Митька плеснул кваса на каменку, и голова закружилась от запаха хлеба и сусла, и глаза сами собой закрылись. Мне не нужно дальше объяснять, что там произошло. Скорее всего во время нежного свидания зашел уже изрядно рогатый муж. Слово за слово, и началась драка, которую подхватили сидевшие в пивном зале. В какой-то момент все вышло из-под контроля и начался пожар.

— Жертвы есть? — я спрашивал, не открывая глаз. Репнин ответил не сразу. Его, видимо, тоже разморило, и он не сразу сообразил, что у него спрашивают.

— Нет. До смертоубийства не дошло, только бока друг другу намяли. А вот кабак и еще три дома сгорели дотла. Хорошо еще люди выскочить успели.

— Это плохо, — я дотянулся до ковша с холодной водой и плеснул ее себе на лицо, пытаясь хоть немного заставить размякшие мозги работать. — Значит, указ подготовь. О выделение помощи пострадавшим: не деньгами, а вещичками на первое время, пока не обживутся, — я задумался, а сколько каждой семье нужно вещей? — С Черкасским вместе покумекайте, сколько можно чего выделить, после мне на ознакомление и, ежели утвержу, то на подпись.
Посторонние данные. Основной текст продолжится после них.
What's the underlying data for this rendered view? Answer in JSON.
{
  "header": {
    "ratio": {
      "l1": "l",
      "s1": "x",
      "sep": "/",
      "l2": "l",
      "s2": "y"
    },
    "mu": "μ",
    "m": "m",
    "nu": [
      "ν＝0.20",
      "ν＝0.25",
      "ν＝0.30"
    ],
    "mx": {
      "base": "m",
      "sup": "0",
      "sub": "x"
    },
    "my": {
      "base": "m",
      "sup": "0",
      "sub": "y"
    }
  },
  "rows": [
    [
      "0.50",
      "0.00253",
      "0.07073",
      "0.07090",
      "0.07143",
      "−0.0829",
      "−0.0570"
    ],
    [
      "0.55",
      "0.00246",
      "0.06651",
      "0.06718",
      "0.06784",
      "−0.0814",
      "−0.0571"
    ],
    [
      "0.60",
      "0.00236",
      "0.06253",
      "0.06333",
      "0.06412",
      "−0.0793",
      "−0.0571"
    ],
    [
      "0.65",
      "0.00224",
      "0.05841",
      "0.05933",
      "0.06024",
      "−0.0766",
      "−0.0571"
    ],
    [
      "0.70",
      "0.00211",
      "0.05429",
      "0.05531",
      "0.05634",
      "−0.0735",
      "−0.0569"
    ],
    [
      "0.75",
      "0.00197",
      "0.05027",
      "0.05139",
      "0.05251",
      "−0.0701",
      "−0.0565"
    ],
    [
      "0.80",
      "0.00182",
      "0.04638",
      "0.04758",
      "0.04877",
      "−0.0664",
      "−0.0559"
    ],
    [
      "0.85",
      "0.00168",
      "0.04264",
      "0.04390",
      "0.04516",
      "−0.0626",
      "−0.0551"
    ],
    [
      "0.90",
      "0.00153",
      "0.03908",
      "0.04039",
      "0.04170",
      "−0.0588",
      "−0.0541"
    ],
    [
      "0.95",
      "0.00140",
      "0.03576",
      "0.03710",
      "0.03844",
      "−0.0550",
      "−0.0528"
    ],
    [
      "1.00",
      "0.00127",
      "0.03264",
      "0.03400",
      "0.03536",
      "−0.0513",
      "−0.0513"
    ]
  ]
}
— Слушаюсь, государь, Петр Алексеевич, — ресурс откуда брать?

— Из конфискованного и частично из хозяйства полка, что накуролесил. Что там с преображенцами?

— Полк по казармам заперт, охраняется почитай всеми семеновцами. Офицеры в казематах у Ушакова маются, так же, как и те шестеро, что в слободе были. Подпоручик Выхрицов отдельно заперт.

— Ну и хорошо, пущай посидят. У тебя еще есть, что сказать? — пот начал понемногу щипать кожу на лице, что означало, что вылезать уже понемногу нужно. Вечер уже, поужинать и спать пораньше завалиться, чтобы поутру с цинцем встретиться на свежую голову.

— Письмо от Бестужева прибыло, — Репнин замолчал ненадолго, видимо, обдумывая, как известия преподнести. Обдумав, продолжил. — Вот только почти все, что пишет, дел франков больше касаемо, нежели англичан.

— Вот как? — я даже слегка один глаз приоткрыл, чтобы посмотреть на Репнина, который сосредоточенно разглядывал стену бани. — И как там франки поживают?

— Эм, — Репнин снова запнулся, затем, глубоко вздохнув, начал говорить. — Начнем, пожалуй, с уполномоченного посла. Людовик пятнадцатый решил, что лучше всего на эту роль вместо Маньяна, — о, точно, вот как того придурка звали, которого я пнул под зад из страны, — Жаокена Тротти, маркиза де ля Шетарди, — вот это номер. Я открыл оба глаза. Шетарди? А меня, кажется, начали уважать. Ну, или не меня, а того, кого подозревают в правление страной через малолетнего императора, который сам по себе никому на хрен не нужен. — Шетарди этот, проездом заедет в Пруссию в Штеттин дабы предложить союз дофина Людовика Фердинанда и Софии Августы Фредерики Ангальт-Цербской. — Ну а что вполне себе интересно будет понаблюдать, кого у франков задушат шелковым шарфиком, чтобы малышка Фике начала править. Правда, Франция — не Россия, размах не тот, негде будет развернуться, но ничего, она быстро найдет применение своей бурной энергии. Лично я поставил бы и на Людовика пятнадцатого, и на дофина. Потому что сына она убивать не будет — это точно, тем более, что без малолетнего ребенка мужского пола хрен ей, а не французский престол, франки у себя что-то с законами намудрили, и править там может только мужчина, женщина максимум, на что может рассчитывать, это стать регентом, но, думаю, что София Августа придумает, что делать, чтобы стать полноправной королевой.